Thank you in advance for you assistance!
Consider:
Using a HAVING clause which executes like a where clause AFTER the selected values and aggregation is complete.
Note: Standard SQL is to include all non-aggregated selected objects in the GROUP BY clause. So, I added the date_registered to the group by. MySQL supports this syntax but it can be dangerous to use if you don't fully understand what it's doing. (Basically it's free to pick any value in the group even if those values are different) so if a student_Id could have different date_Registered for some reason, you could get different results in each run. STANDARD SQL is to always group by all values not aggregated in the select. Other RDBMS would not even allow your current query to run.

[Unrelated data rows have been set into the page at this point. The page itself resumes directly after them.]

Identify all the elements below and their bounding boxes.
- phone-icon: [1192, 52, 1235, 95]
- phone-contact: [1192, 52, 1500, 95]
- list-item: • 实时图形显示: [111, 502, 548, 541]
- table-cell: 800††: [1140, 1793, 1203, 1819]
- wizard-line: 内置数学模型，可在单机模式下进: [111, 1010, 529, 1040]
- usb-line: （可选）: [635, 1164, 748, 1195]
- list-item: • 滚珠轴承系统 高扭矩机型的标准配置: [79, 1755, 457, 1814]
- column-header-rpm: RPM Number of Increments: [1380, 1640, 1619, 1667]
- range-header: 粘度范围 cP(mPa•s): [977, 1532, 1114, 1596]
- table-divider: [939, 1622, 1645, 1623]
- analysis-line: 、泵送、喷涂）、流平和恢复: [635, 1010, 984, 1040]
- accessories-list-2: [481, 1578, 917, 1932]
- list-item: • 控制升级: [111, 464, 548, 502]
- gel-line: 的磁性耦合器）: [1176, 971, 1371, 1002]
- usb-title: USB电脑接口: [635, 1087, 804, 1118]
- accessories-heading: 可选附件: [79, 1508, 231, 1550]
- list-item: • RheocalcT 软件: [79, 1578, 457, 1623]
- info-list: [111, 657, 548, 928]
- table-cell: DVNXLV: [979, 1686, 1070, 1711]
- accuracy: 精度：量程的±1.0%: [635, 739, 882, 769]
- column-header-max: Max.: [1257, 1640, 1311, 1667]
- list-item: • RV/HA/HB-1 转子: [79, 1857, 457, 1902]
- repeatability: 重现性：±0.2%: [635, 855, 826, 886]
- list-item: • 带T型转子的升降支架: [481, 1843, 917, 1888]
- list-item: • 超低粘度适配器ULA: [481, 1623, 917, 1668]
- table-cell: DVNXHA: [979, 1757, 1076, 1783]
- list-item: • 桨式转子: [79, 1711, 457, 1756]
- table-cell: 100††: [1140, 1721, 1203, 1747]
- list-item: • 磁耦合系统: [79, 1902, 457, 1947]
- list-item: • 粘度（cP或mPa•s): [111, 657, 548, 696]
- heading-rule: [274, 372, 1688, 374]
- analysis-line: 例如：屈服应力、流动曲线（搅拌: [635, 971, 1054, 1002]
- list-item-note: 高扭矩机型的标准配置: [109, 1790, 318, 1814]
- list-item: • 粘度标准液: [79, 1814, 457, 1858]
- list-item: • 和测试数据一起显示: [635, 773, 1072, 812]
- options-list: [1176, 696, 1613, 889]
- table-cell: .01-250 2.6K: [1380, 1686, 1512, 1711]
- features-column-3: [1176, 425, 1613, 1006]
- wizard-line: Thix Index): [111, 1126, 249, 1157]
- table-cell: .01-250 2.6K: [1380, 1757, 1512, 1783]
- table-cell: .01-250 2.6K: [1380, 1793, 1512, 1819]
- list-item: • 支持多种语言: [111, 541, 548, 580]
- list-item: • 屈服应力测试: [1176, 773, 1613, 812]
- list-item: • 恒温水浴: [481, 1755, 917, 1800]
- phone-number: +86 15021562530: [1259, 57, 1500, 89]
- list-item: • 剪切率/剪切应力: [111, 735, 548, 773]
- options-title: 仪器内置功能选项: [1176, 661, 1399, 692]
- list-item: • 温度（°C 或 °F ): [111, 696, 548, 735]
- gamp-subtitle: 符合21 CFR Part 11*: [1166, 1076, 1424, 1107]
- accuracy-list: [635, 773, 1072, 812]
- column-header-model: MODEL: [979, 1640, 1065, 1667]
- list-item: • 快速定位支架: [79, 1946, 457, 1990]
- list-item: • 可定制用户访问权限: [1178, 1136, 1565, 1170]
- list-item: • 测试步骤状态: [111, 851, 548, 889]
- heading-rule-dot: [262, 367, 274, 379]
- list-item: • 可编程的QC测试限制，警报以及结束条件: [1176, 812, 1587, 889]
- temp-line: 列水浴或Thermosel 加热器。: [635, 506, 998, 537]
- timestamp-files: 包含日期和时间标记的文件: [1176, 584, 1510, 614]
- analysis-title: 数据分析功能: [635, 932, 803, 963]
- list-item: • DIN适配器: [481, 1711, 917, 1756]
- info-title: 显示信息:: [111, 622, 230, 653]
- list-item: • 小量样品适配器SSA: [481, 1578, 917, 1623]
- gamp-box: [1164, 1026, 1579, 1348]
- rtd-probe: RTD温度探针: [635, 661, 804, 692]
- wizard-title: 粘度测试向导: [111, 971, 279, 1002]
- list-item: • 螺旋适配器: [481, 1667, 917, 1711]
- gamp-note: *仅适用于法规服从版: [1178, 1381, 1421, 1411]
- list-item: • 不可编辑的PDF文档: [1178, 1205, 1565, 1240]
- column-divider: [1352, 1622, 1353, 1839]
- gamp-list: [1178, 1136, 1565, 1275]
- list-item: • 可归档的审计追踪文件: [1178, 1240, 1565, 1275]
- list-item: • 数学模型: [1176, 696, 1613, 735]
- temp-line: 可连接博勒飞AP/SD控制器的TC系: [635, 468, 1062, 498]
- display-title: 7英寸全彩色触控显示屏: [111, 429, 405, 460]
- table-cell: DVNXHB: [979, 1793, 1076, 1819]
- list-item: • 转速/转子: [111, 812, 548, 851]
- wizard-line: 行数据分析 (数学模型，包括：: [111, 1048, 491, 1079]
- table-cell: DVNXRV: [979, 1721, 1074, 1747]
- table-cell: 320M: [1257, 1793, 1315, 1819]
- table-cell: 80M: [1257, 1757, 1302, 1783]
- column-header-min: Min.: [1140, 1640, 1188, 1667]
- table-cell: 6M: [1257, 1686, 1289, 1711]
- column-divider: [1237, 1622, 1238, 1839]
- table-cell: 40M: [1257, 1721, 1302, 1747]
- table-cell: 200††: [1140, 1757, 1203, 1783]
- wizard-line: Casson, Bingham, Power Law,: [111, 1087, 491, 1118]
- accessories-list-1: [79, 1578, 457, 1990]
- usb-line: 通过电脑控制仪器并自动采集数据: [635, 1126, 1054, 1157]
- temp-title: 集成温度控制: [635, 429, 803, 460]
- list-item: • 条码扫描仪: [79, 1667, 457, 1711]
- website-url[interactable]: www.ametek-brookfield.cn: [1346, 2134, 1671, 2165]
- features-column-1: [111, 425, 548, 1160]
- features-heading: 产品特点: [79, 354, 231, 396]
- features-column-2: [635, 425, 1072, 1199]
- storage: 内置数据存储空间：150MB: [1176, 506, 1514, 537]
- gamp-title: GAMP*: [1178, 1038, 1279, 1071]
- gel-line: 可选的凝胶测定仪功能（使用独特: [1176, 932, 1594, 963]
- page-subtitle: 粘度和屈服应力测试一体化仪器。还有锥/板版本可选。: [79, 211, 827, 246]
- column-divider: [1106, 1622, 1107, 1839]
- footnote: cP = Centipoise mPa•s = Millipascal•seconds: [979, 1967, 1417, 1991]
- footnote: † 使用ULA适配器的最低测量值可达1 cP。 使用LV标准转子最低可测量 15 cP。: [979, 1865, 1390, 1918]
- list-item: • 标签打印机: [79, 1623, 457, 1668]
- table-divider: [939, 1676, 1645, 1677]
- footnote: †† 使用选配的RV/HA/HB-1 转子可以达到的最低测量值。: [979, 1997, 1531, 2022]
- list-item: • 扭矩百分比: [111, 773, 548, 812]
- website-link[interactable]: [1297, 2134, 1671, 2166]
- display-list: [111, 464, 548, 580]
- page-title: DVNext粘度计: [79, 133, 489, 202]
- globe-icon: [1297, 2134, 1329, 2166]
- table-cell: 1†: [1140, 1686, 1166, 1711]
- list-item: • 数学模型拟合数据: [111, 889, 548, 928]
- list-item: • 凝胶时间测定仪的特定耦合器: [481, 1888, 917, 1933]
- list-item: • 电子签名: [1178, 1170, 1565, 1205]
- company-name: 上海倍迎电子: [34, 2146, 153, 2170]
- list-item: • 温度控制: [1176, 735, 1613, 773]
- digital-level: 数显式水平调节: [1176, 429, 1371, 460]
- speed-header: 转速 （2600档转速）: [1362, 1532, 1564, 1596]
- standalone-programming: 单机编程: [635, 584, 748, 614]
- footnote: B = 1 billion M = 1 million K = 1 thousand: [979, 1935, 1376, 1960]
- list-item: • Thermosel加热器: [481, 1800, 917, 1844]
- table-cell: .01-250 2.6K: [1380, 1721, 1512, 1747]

Furthermore null evaluation in a in/not in is also suspect. Exists/not exists and correlation may be faster; but I don't see a reason to use it since I believe the Having clause will meet your need.
SELECT se.student_id,
si.date_registered,
MIN(se.date_watched) AS first_date_watched,
MIN(sp.date_purchased) AS first_date_purchased
FROM student_engagement se
LEFT JOIN student_info si ON se.student_id = si.student_id
LEFT JOIN student_purchases sp ON se.student_id = sp.student_id
GROUP BY se.student_id, si.date_registered
HAVING first_date_purchased >= first_date_watched
or first_date_purchased is null
-- or use this in the having coalesce(first_date_purchased,first_date_watched) >= first_date_watched
ORDER BY first_date_purchased DESC
However, it's odd that you expect 4 records. Since first_date_purchased is null on two of the 5 records it would fail equality checks. Logically How is a Null value on first_date_purchased for students 255200, 255205 <= first_date_watched? but you seem to want them so we can either coalesce or use an or in the having.
Either of these do not subjet you to a subquery or additional query as desired; but I'm unsure if either is more performant w/o a full dataset / knowledge of your indexes etc.